All visualisations above are truthful. I did not hide any data or leave any important data points out. Although the data before April 2018 showed an even bigger divide on Black vs. White ethnicities, I left all months before that out because, e.g. March 2018 considered only 19 data points for Black and 11 for White. This may have yielded an even better message but the truth is that this data is not representative as all other months have several thousand data points.

2. Functional

I used several techniques to simplify the data and make it clear as well as interesting without it being too complex. Firstly, I worked with different colours to make all plots better understandable. I used the same colours (e.g. per ethnicity) throughout all plots to make the data points easily understandable. I used maps to visualise the data in a familar format that allows an audience to easily understand the connection of the data to a location on a map.

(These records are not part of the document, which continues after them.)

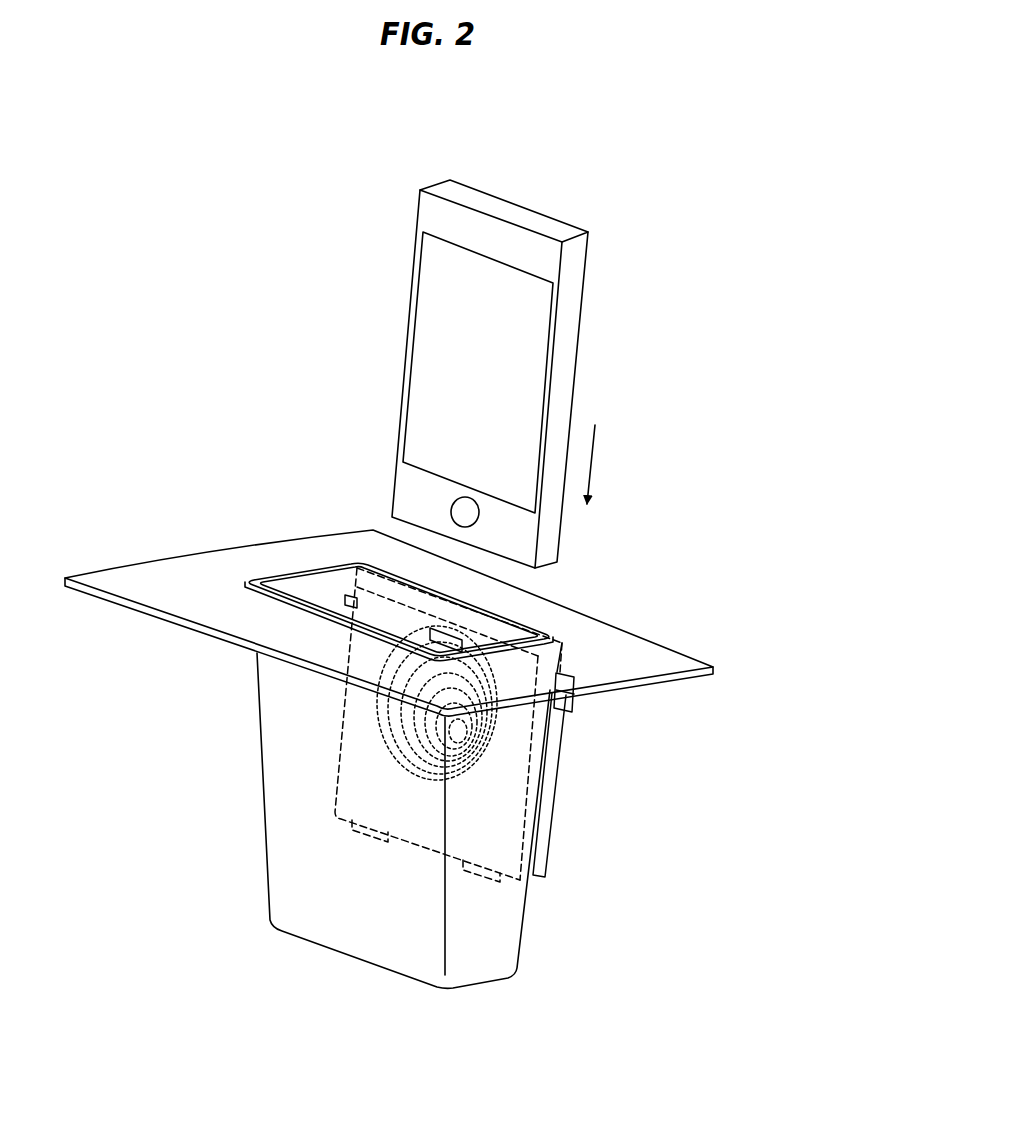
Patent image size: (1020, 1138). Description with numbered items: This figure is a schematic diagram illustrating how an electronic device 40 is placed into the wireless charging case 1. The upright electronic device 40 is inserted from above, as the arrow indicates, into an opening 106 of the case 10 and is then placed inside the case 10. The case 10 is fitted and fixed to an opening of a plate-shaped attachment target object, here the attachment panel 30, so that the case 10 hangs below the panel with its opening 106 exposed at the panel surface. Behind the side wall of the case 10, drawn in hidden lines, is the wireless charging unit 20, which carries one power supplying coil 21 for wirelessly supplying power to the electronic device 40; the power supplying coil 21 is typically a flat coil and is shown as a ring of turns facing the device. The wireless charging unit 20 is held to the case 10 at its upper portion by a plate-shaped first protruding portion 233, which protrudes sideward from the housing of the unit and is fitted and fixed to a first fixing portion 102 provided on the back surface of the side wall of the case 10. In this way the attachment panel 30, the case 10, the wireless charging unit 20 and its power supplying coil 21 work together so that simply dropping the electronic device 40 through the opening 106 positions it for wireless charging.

The wireless charging case 1 is at (258, 505).
The case 10 is at (268, 747).
The wireless charging unit 20 is at (560, 782).
The power supplying coil 21 is at (472, 763).
The attachment panel 30 is at (640, 638).
The electronic device 40 is at (573, 310).
The first fixing portion 102 is at (543, 711).
The opening 106 is at (333, 562).
The first protruding portion 233 is at (572, 703).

I also used plotly to make visuals simple at first sight but allow the audience to find out more about the details of a plot if they want to.

3. Beautiful

I created all plots with specific focus on the little details to make them beautiful. I used bright colours for the data that is supposed to attract attention and interest and subtle colours for all background information or data that was not relevant to attract immediate attention. I used a clear and simple but beautiful font and made sure that all elements are cohesive in size and format.

4. Insightful

I went beyond the obvious plots to show interesting patters in the data. This is especially true here: In the plot “No racial bias towards Asian ethnicities”, it seems almost as if there is an equal share of White and Black people targeted. Nevertheless, I eliminated all data points with people of Asian ethnicities to investigate this further. This enabled me to find and show the significant difference between share of Black and White people targeted throughout 2018. Further, this plot “Bias towards Black ethnicities was addressed” shows how the divide ever since evened out and today, actually slightly more White people are targeted.

5. Enlightening

I believe that, although the article from The Guardian “Met police ‘disproportionately’ use stop and search powers on black people” is from 2019, it is still commonly believed that the police stopps more Black than White people - at least so did I. I am certain that a lot of people do not know that this issue has been addressed and is slowly being improved over time. This is an enlightening insight that helps people understand and change their mind about expectations that were formed at the beginning of this analysis when the The Guardian article was introduced.

C.R.A.P. principles

1. Contrast

I used several contrasting colours to distinguish and highlight different items. For example, I used green for Asian ethnicities, red for Black and blue for White throughout the analysis. This shows that these are different items (ethnicities) within a plot. The three objects of search in the last plot are also contrastingly coloured to show their difference. Further, in the “No racial bias towards Asian ethnicities” plot, I faded out the Black and White ethnicity bar stacks because the attention is supposed to be driven to the Asian ethnicity bars.

2. Repetition

I used a repetitive plot design and format throughout the entire analysis, enabling visual recognition of these visualisations as part of a whole. I used the same font in all plots, repeating the same boldness and lightness for each plot element. I used the same colour scheme for all elements in each plot, most importantly, always using green for Asian ethnicities, red for Black and blue for White.

3. Alignment

All elements within the plots and all plots among each other (when several plots are in one visualisation) are aligned to show their visual connection.

4. Proximity

I designed all plots in a way that elements that are associated with each other are placed closely together. For example, in the “Bias towards Black ethnicities plot”, each text field is close to the month/time period it describes.